No mesmo comunicado, Toffoli afirmou que só iria avaliar a transferência do caso Master para a Justiça Federal quando for encerrada a investigação da Polícia Federal. Segundo o ministro, é necessária uma análise prévia pelo STF, sem o prejuízo de nulidades processuais “em razão da não observância do foro por prerrogativa de função ou de violação da ampla defesa e do devido processo legal”.
Advogados do Banco Master, integrantes do Poder Executivo e do Poder Legislativo têm feito pressão contra Toffoli. Querem o ministro fora do caso. Também propagam na mídia que o magistrado só estaria esperando manifestações públicas de apoio –que já vieram de Edson Fachin e de Gilmar Mendes– para se sentir confortável e enviar tudo para a 1ª Instância. Essa interpretação tem sido feita por pessoas e jornalistas que não conversam com Toffoli.
O Poder360 ouviu de vários interlocutores do ministro que ele não demonstrou a menor intenção de deixar a relatoria da investigação que imputa fraudes ao Banco Master –e que resultaram em um rombo de R$ 47,3 bilhões, o maior da história bancária brasileira. Toffoli tem afirmado de maneira resoluta que pretende que o caso resulte em medidas estruturantes para dar mais segurança ao mercado financeiro brasileiro.
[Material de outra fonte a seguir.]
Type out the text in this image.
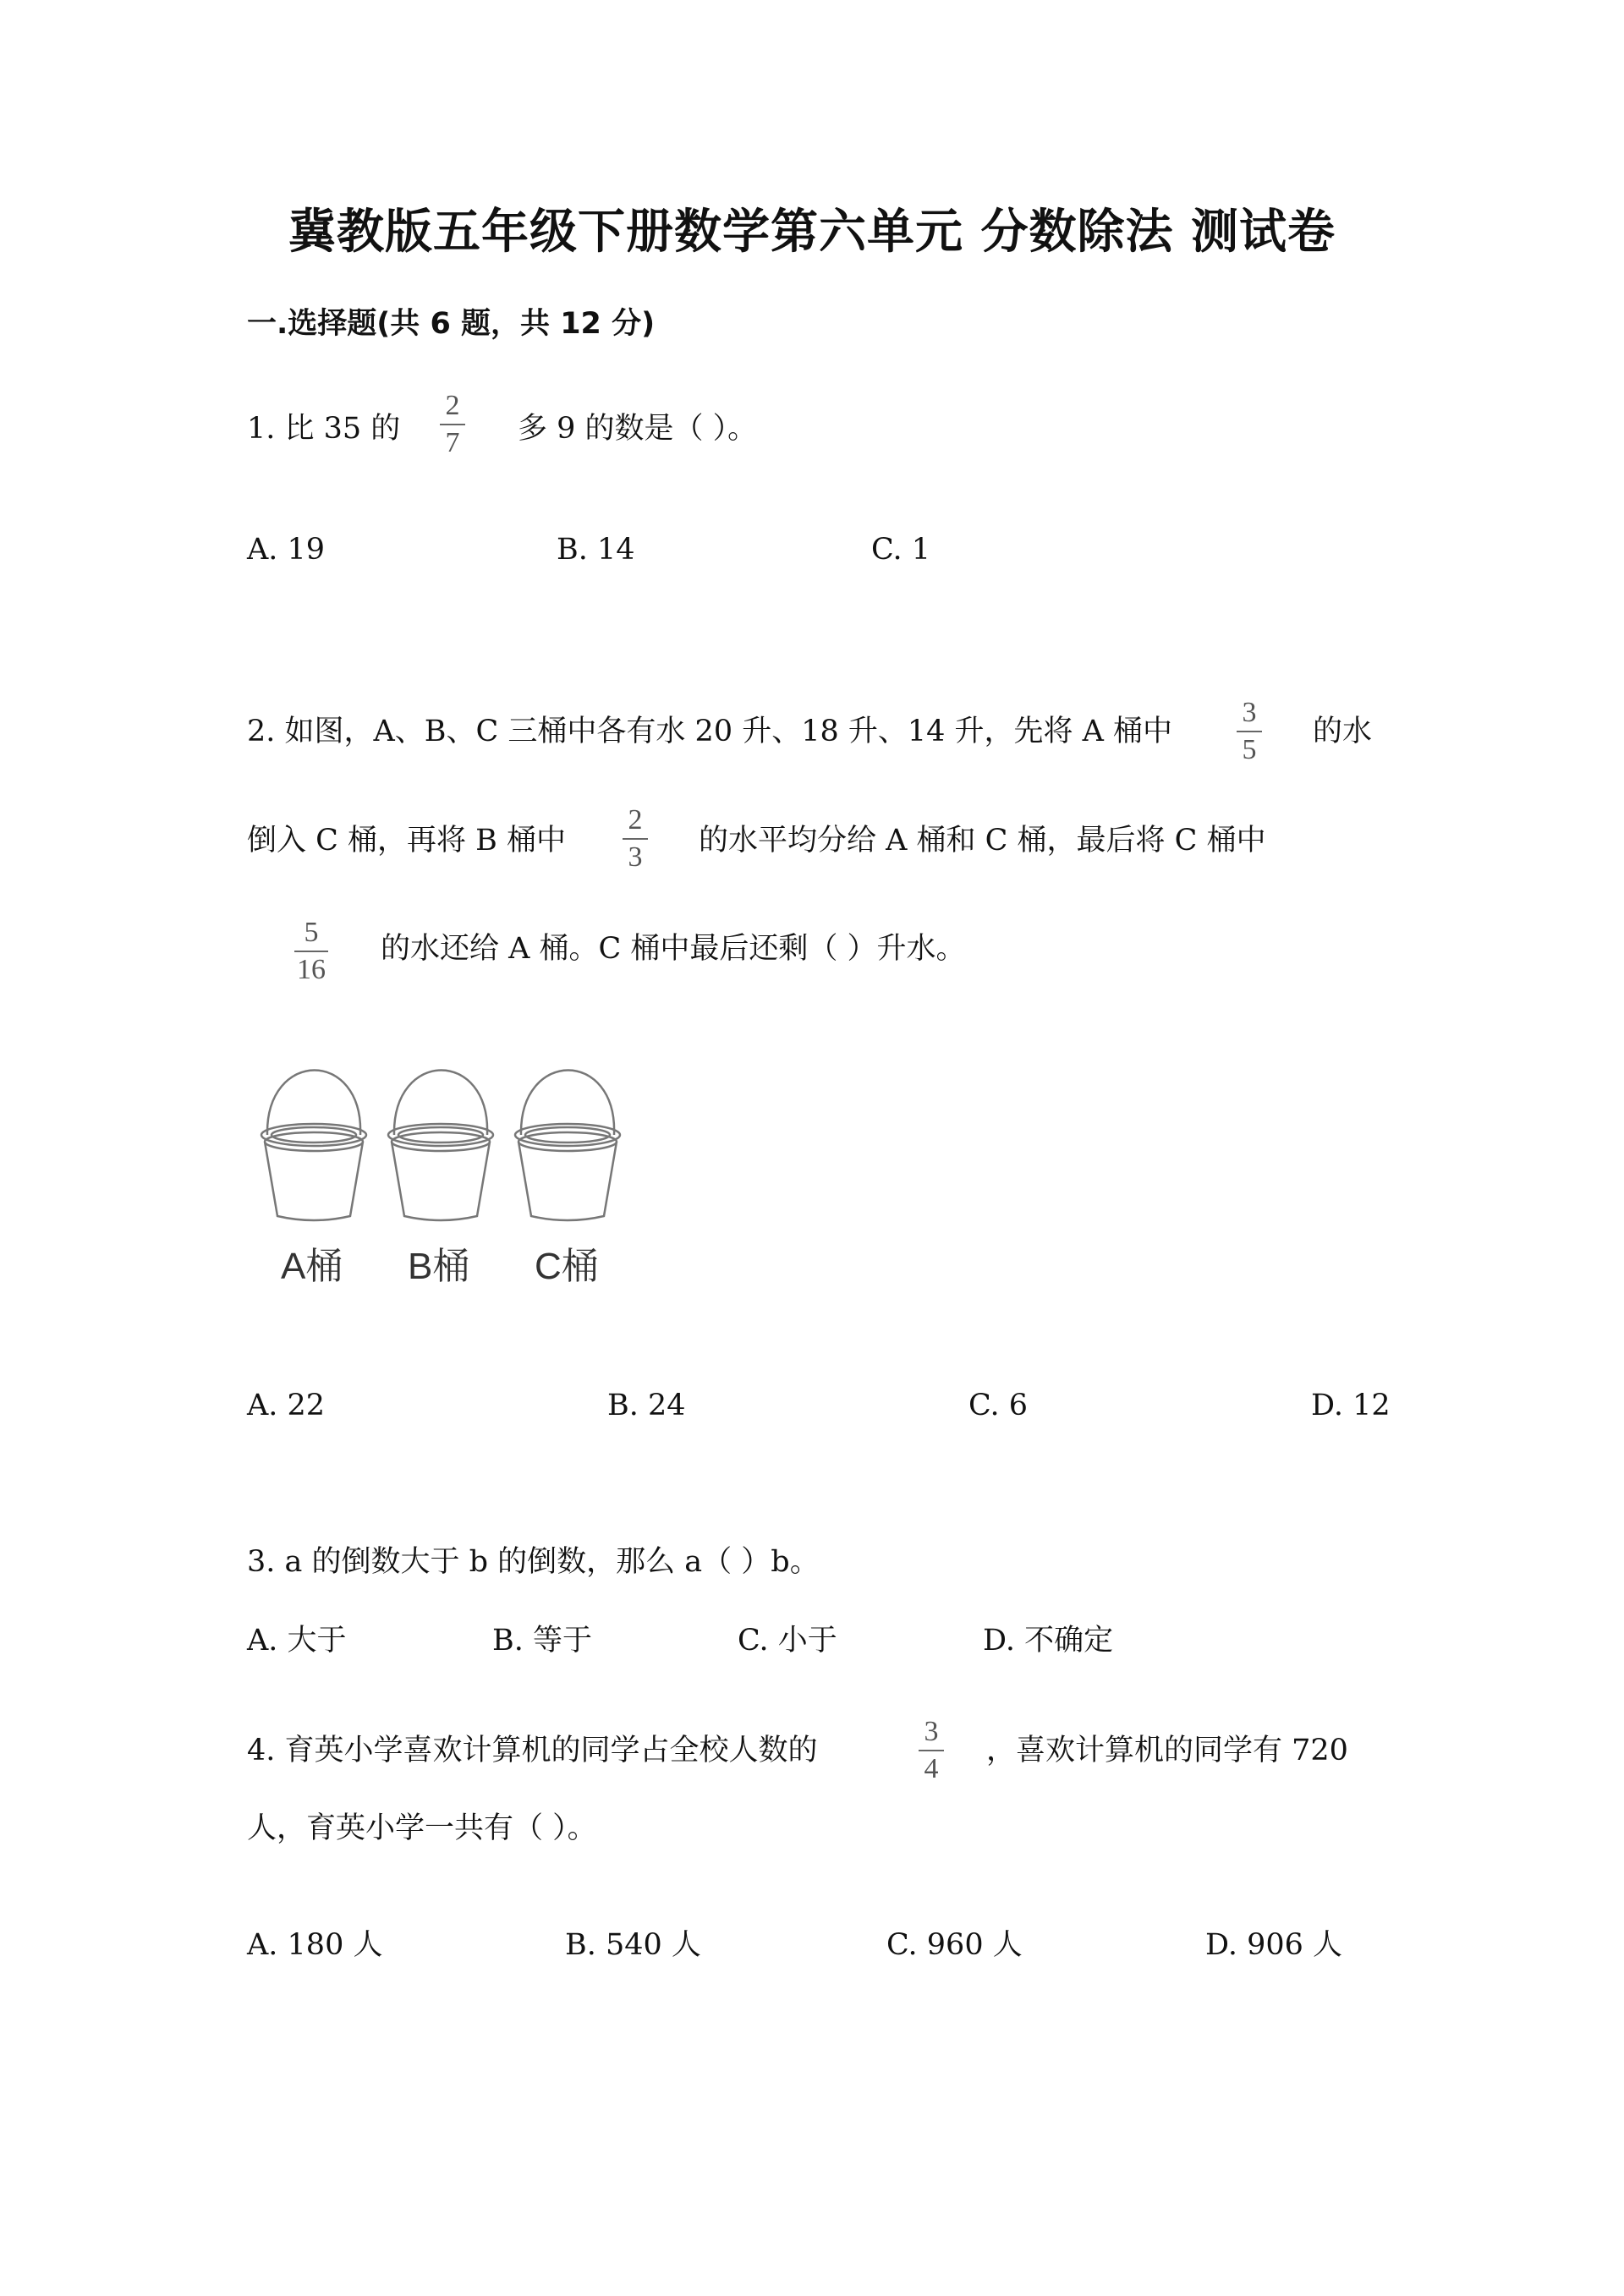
冀教版五年级下册数学第六单元 分数除法 测试卷
一.选择题(共 6 题，共 12 分)
1. 比 35 的
2
7 多 9 的数是（ ）。
A. 19	B. 14	C. 1
2. 如图，A、B、C 三桶中各有水 20 升、18 升、14 升，先将 A 桶中
3
5
的水
倒入 C 桶，再将 B 桶中
2
3 的水平均分给 A 桶和 C 桶，最后将 C 桶中
5
16
的水还给 A 桶。C 桶中最后还剩（ ）升水。
A桶 B桶 C桶
A. 22	B. 24	C. 6	D. 12
3. a 的倒数大于 b 的倒数，那么 a（ ）b。
A. 大于	B. 等于	C. 小于	D. 不确定
4. 育英小学喜欢计算机的同学占全校人数的
3
4
，喜欢计算机的同学有 720
人，育英小学一共有（ ）。
A. 180 人	B. 540 人	C. 960 人	D. 906 人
O ministro acredita que o Banco Central e a Comissão de Valores Mobiliários foram tímidos nas ações para conter as fraudes do Master. Não acredita que possa ter havido má-fé, mas pelo menos atitudes inadvertidas ou falta de estrutura regulatória. Toffoli vê fragilidade no sistema e entende que a investigação possa, ao final, ajudar a construir um arcabouço regulatório que seja mais sólido.
Toffoli também tem demonstrado irritação com a Polícia Federal. Acha que o diretor-geral da PF, Andrei Rodrigues, tem sido menos aplicado do que deveria em algumas ações.